Niu Wenxin, chief commentator of China Economic Weekly
After five consecutive days of rebound, on September 28, the US stock market once again fluctuated, with the Nasdaq Composite falling 2.83%, the S&P 500 falling nearly 2.04%, and the Dow Jones falling 1.63%. The reason for this is that the market generally believes that the US 10-year Treasury yield has risen sharply again, and from yesterday's situation, the market has risen to a high of 1.558% intraday and is close to a three-month high. The US 10-year Treasury yield reached a height of 1.8% last year and has been falling since then, but why is it starting to climb rapidly again?
Investors may think that US inflation will continue to climb in the future. In fact, the Fed has recently made a noise: it may start to reduce bond purchases as soon as November, and it may complete "zero delivery" in the middle of next year. In addition, Bullard, the fed's "top hawk" figure and president of the Federal Reserve Bank of St. Louis, has recently made frequent remarks, arguing that after the Fed stops buying bonds in 2022, it should need two interest rate hikes. Obviously, such remarks will have a strong impact on the US stock market and bond market, and the adjustment of the US stock market and bond market in the past is actually a reflection of this expectation.

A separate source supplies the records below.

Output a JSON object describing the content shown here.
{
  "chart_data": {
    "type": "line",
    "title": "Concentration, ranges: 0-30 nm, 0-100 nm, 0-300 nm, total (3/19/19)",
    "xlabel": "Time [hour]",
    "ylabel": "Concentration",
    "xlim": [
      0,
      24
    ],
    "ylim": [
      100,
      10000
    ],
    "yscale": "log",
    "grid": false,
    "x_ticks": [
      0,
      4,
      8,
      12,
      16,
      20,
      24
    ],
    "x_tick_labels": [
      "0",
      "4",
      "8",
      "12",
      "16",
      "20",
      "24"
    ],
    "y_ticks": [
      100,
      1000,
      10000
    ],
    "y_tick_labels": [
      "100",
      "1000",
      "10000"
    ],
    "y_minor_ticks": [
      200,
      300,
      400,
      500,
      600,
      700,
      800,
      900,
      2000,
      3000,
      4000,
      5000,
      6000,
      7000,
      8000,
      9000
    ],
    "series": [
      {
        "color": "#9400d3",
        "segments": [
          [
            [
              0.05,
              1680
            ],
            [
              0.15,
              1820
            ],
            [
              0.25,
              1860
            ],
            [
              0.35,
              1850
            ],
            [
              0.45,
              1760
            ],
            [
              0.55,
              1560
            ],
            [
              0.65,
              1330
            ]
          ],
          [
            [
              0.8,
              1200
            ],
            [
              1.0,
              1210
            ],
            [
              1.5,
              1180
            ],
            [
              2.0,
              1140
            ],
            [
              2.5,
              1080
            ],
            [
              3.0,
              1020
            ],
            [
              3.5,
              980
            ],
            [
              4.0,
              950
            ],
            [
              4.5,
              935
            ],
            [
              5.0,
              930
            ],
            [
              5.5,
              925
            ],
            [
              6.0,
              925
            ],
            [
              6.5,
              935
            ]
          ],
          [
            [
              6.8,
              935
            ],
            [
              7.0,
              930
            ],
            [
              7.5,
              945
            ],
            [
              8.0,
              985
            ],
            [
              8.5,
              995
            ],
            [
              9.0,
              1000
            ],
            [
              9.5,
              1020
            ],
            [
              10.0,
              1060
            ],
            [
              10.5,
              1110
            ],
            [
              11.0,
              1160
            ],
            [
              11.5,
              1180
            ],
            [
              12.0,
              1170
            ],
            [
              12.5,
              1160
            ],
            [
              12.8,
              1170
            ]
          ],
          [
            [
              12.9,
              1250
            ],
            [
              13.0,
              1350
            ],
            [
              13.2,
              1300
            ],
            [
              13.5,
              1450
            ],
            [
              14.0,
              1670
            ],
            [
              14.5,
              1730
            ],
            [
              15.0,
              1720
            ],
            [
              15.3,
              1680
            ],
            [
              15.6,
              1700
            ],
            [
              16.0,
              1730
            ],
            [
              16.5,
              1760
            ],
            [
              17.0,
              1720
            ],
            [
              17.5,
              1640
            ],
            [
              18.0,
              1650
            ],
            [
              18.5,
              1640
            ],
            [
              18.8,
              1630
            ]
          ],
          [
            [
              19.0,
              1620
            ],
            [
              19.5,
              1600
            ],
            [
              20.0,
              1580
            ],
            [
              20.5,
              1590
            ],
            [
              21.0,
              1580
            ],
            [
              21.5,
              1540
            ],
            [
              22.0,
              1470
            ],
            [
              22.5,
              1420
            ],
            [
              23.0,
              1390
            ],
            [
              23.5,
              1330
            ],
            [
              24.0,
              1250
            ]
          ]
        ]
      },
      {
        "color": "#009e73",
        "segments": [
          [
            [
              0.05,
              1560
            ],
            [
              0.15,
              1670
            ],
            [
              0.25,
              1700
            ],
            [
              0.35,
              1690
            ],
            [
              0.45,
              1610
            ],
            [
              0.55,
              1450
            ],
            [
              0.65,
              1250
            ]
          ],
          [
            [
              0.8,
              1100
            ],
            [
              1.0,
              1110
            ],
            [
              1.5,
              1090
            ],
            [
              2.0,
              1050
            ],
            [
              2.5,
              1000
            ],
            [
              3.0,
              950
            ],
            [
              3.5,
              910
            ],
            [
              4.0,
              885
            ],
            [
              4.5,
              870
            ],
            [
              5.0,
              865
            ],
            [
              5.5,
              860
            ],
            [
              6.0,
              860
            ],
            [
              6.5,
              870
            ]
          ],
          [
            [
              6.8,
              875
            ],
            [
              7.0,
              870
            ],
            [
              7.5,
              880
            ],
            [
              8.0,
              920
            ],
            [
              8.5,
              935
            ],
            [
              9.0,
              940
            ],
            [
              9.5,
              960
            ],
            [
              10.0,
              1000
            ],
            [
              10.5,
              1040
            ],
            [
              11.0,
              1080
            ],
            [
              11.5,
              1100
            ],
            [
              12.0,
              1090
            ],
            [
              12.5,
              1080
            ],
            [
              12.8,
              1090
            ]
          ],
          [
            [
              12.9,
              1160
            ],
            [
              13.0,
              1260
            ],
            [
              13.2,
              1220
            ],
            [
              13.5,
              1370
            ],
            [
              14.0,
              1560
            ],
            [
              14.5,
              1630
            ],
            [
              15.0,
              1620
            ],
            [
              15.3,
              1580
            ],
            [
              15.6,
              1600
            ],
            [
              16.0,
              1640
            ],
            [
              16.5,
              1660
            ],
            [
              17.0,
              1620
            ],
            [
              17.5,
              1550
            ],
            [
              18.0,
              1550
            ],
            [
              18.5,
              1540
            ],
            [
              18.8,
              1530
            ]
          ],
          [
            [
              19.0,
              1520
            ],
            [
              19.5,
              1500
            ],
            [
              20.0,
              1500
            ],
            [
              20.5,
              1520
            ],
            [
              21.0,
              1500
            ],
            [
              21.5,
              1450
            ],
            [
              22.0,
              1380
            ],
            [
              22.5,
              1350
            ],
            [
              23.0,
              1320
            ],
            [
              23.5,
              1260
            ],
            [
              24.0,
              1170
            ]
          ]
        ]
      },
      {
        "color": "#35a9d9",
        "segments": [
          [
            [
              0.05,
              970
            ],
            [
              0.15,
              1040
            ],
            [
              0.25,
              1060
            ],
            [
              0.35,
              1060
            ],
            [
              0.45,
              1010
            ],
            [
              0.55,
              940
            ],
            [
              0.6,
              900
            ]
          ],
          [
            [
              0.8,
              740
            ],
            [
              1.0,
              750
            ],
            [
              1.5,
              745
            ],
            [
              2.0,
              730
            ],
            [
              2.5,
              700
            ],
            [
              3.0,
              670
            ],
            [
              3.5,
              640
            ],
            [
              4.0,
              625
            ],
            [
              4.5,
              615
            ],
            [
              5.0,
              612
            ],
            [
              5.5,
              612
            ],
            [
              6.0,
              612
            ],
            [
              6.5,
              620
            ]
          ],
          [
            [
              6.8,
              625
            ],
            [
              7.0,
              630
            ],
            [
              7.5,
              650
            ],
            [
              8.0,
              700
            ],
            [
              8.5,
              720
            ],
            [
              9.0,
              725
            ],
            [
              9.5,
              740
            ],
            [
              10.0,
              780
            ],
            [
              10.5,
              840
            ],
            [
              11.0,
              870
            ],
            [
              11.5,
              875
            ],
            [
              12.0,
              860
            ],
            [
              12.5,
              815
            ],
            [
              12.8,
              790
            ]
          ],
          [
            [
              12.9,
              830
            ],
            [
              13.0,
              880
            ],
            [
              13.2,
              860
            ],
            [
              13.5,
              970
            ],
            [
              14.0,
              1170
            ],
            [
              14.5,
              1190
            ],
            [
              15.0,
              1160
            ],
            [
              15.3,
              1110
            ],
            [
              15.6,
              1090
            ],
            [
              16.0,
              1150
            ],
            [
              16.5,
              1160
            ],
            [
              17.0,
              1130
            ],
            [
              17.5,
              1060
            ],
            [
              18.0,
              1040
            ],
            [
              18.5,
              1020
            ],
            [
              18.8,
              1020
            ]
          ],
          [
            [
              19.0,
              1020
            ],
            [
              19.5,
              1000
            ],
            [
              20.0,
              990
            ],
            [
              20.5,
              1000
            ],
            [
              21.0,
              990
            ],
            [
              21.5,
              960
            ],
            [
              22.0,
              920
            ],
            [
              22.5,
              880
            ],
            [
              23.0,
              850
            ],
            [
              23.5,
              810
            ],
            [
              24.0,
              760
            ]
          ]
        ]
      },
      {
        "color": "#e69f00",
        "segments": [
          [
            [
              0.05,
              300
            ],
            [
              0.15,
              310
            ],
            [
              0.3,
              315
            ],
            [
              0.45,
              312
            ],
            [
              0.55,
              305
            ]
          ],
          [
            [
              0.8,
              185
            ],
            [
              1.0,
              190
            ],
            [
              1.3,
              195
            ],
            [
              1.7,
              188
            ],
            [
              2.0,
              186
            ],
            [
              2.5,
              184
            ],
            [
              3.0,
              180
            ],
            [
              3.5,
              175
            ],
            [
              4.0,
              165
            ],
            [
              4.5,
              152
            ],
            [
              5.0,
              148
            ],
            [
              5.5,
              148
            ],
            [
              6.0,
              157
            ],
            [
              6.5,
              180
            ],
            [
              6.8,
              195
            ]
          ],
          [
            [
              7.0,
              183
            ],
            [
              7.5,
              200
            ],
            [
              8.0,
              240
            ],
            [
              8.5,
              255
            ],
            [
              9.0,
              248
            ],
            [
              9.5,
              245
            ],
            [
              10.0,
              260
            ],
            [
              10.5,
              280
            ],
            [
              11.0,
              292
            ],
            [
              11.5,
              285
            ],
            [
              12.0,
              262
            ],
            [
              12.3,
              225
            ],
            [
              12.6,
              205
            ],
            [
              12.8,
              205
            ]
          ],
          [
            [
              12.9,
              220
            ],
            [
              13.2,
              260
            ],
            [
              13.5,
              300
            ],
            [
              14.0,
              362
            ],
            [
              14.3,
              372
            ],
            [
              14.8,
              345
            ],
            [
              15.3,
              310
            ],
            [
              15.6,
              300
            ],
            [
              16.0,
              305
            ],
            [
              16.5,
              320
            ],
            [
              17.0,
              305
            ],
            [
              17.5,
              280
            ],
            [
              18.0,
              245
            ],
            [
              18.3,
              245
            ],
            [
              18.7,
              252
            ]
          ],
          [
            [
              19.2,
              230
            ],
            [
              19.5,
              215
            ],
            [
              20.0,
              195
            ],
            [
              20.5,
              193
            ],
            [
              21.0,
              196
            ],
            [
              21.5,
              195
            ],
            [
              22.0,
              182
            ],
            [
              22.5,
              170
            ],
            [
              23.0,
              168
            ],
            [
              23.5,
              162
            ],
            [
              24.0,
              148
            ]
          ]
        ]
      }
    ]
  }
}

Does the Fed really want to end its "bond-buying program" as soon as possible? Or even by raising interest rates and shrinking the balance sheet to suppress the high level of CPI? Judging from recent reports, at least Powell is "unwilling" about the change from a pigeon to an eagle. Because of this, Wall Street believes that Powell has become involuntary. Coupled with the fact that the Fed is facing a change, US Treasury Secretary Yellen is supporting Powell to continue to serve as fed chairman. At this time, Powell can't get too stiff with congressional Republicans. After all, there is currently a general consensus among Congressional Republicans that the Fed should withdraw from stimulus as soon as possible and turn to inflation concerns.
The latest news: During the Senate hearing, Powell was single-mindedly talking about raising the ceiling on the U.S. Treasury debt and sternly warned Congress that if the U.S. government defaulted, it would have disastrous consequences. But Powell said nothing about the Republican concerns about inflation and the associated reduction in the balance sheet, so much so that some Republican senators argued that Powell was a dangerous man and that he should not continue to serve as Fed chairman.
On the one hand, the Fed is shrinking its debt purchases and even its balance sheet; on the other hand, it is raising the US government's debt ceiling. Is there a contradiction between the two? If the Fed stops buying bonds and the government sells Treasuries in large quantities, does that signal a sharp rise in U.S. Treasury yields? Does it portend a tragic plunge in the U.S. stock market? The Fed will not allow that to happen. Because, such a scene, far worse than the rise in CPI. That is to say, the Fed must "choose the lesser of two evils", and grasping such a balance requires very high management skills.
The question is: Are the U.S. Treasury and the Fed okay this time? Judging from the current situation, the control is quite remarkable. At least what you see is that the US stock market correction and the rise in the yield on the 10-year Treasury note have not been "out of control".
Why are neither Yellen nor Powell willing to continue to respond to the Republican Party's concern about inflation? One important thing to know: Yellen, Powell, and their two predecessors, Bernanke, were all exponents of Neo-Keynesianism. For the neo-Keynesians, inflation must be "analyzed on a case-by-case basis" and cannot simply be attributed to monetary problems. For now, the main reason for the current price increase is that the supply chain has been mismatched due to the epidemic. That is, short-term price increases due to insufficient supply, such price increases, we must patiently wait for the global supply chain to return to normal, rather than tightening the currency.
So why did Powell also agree to "reduce debt-buying programs and future monetary tightening"? First, if the global supply chain can really return to normal in November, then the special stimulus policy that constitutes a special period of course needs to be withdrawn, and it must be withdrawn in a planned and step-by-step manner, not a 180-degree U-turn; second, the currency tightening is relative, even if the United States raises interest rates 6 times, the absolute interest rate height is only between 1.5% and 1.75%, and such an interest rate height is high or low relative to its history. Is it loose or tight?
It can be roughly expected that Powell will be "dangerous" again, and I am afraid that he will be re-elected as chairman of the Federal Reserve. After his re-election, the fiscal and monetary line of the United States will continue, but the degree will vary from case to case and from time to time.
Why say this? In fact, I hope to remind the people of the country: First, the actions of Fed Chairman Powell are more dangerous to the United States? Or is it more dangerous for China? Second, should the Chinese authorities deliberately expect the United States to go wrong in setting fiscal and monetary policy? At the very least, you need to have more control over the effectiveness of your policies.